I'm puzzled and joke "All by himself? Isn't that difficult?" I really don't know what Mike means--is Scott trying to adopt a kid as a single parent, or actually get pregnant?
Mike looks angry and offended and walks out the front door. I follow, still unclear what he meant and puzzled at his anger. Maybe it's just too close to home--Mike and his wife are trying to have a child but don't seem fertile. Apologize, though I still don't know quite what set him off.
Mike calms down at last and asks about those small plasticine creatures I made as a teen, to use in claymation films. He liked them. "Aren't they stored here? I remember that blue mermaid, she was graceful." Funny, I scan my shelves but can't find her. "And there was a centaur, and a not-quite-human girl..." But my shelves are nearly bare. Spot just one figurine, and it's polished ceramic--professional work--a Guan Yin, the Buddhist goddess of compassion. But MY figurines... while I lived on my own, did my parents store them away or throw them out?
Maybe I could remake the figures Mike remembers. Find some plasticine. But not a brick or lump, a horse-leg! Slowly I soften it. Could I mold it into a hand and wrist?
Then I find a complete figurine--the centaur! She's standing, so at first I assume she's whole. No. Her left hind leg is just leaning against her torso. Damn--broken loose at the hip.
Now, plasticine isn't as sticky or forgiving as normal waterbased clay, so re-linking this won't be easy--have to massage and warm the existing torso and the hip end of the leg, then damage them, making flaps and gashes--an interlocking dovetail joint.
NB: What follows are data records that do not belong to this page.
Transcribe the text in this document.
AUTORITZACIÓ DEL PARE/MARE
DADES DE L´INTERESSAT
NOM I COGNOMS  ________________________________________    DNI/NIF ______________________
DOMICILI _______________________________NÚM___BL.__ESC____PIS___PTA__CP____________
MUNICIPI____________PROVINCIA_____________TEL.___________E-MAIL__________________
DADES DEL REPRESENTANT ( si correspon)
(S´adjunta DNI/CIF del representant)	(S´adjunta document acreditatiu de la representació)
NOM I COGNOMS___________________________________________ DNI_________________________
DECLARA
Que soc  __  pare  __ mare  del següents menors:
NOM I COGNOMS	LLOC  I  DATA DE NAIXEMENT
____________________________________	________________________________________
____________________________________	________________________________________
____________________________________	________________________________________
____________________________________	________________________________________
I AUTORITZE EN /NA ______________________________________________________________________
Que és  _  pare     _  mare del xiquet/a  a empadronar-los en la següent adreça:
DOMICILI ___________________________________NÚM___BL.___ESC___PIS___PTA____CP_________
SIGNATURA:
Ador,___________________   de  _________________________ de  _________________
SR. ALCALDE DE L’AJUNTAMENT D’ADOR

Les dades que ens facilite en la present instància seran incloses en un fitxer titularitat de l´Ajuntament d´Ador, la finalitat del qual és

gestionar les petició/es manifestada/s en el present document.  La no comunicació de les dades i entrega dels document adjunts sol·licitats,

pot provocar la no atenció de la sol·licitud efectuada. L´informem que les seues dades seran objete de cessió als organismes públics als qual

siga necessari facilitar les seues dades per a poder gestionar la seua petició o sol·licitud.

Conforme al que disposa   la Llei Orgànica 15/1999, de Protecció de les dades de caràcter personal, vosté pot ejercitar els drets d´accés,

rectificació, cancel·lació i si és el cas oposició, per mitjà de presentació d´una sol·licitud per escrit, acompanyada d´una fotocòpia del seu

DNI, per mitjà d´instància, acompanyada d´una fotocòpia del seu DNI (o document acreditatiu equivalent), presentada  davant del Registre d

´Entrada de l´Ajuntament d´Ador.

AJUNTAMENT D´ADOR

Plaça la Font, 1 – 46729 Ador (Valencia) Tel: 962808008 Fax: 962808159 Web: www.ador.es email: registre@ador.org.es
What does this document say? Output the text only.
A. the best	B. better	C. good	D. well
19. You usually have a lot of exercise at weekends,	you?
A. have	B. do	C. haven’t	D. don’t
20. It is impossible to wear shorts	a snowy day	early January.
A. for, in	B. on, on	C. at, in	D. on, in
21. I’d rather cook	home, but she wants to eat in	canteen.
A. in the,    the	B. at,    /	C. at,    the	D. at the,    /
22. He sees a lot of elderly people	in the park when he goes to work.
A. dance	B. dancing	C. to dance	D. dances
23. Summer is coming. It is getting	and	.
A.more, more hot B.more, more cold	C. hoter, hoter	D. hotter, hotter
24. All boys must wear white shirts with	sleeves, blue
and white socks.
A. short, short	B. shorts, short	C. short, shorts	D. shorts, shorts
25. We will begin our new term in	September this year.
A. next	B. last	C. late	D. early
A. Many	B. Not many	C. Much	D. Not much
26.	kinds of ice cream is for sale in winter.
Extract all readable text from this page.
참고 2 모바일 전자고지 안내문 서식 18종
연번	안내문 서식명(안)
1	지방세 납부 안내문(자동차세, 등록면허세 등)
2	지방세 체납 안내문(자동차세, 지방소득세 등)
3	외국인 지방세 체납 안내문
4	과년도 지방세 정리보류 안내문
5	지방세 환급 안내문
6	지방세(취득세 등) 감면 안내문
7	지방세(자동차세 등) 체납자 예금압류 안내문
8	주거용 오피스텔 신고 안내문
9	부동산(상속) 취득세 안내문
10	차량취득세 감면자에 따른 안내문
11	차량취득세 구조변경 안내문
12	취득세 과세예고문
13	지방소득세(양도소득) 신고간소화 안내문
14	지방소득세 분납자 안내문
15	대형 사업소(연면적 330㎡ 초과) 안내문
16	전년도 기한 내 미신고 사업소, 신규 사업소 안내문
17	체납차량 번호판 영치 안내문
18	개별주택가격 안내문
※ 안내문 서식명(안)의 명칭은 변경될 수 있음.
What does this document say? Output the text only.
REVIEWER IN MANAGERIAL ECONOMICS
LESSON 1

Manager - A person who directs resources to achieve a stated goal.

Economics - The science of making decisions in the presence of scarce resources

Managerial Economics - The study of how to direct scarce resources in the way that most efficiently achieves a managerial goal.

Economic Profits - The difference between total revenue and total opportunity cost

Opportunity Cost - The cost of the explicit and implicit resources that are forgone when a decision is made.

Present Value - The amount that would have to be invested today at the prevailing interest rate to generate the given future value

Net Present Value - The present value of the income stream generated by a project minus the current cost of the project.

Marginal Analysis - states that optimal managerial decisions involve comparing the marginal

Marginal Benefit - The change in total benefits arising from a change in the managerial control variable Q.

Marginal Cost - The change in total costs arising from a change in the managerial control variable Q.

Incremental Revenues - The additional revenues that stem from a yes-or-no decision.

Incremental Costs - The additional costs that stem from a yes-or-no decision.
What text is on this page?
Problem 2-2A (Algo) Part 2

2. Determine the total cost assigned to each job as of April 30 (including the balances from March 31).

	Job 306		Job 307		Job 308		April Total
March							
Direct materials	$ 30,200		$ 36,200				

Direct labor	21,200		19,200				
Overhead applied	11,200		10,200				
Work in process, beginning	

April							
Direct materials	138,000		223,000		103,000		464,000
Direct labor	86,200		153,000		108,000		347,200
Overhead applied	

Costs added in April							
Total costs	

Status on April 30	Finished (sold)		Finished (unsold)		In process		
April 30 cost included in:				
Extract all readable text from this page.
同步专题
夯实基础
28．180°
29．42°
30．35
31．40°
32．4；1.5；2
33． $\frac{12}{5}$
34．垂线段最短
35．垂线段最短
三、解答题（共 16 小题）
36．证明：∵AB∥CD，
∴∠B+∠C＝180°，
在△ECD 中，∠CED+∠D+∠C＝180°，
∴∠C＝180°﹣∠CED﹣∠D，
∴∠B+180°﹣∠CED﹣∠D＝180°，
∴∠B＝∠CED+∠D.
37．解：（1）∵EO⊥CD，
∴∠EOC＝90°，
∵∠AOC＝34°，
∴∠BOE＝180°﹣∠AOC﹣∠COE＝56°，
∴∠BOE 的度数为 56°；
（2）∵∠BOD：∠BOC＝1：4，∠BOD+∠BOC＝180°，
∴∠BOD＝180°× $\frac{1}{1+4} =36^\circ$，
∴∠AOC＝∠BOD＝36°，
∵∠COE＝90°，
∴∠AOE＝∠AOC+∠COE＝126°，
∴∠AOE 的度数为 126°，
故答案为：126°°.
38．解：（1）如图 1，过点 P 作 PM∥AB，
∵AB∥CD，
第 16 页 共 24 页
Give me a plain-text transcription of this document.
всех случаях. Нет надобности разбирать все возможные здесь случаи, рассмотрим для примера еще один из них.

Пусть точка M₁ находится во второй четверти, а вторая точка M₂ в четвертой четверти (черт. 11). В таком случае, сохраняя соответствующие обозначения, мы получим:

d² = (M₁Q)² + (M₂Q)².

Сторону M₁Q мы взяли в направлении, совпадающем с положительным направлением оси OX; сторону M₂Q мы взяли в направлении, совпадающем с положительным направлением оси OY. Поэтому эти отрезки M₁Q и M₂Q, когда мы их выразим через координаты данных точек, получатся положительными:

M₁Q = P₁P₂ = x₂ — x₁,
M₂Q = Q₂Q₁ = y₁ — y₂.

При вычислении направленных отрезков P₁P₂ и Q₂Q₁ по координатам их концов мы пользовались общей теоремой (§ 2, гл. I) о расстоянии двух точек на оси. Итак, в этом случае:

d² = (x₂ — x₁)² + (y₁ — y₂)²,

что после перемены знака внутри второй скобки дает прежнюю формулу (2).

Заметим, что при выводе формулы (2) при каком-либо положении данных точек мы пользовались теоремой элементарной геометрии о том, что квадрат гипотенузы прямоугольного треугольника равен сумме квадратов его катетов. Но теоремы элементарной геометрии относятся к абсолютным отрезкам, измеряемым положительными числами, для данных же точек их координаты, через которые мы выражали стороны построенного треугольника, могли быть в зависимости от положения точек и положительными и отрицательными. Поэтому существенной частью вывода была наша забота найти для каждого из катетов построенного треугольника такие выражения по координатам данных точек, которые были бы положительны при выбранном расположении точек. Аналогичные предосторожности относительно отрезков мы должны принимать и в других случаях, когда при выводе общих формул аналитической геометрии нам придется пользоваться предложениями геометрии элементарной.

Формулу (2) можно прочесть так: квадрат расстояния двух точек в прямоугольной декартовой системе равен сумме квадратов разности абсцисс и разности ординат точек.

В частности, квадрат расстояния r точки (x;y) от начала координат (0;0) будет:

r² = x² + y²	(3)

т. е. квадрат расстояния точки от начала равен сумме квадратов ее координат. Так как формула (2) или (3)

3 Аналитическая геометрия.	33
Only once they're relinked with lots of surface area and mashed down to a ball can I reshape the joint into a centaur flank.
The plasticine horse-leg I'm warming in my hand isn't a duplicate of the broken leg, but it's the about the same length. I line them up side by side, and find to my surprise that they fit together, molding around each other to form a much fatter leg! Too fat? No, oddly enough, the two TOGETHER seem to be about the right amount, even though each one looks like a spindly but nearly adequate leg. Well, I often underestimate the volume of clay needed for anything. Like most folks, I'm more used to one- or two-dimensional measuring. But scale up a 3-D thing just 25%, and the volume almost DOUBLES. I really do need to meld both pieces of clay to make a leg stout enough to bear the centaur's weight.
So I start molding the two legs into one. Becomes a formless mass... but it's the right volume. Shape later! If I want the centaur to stand firm and strong, I have to put twice as much into it as I thought--and go through this shapeless phase.
Hmm. No metaphors here.
15 YEARS LATER
Today this dream seems more literal than I expected.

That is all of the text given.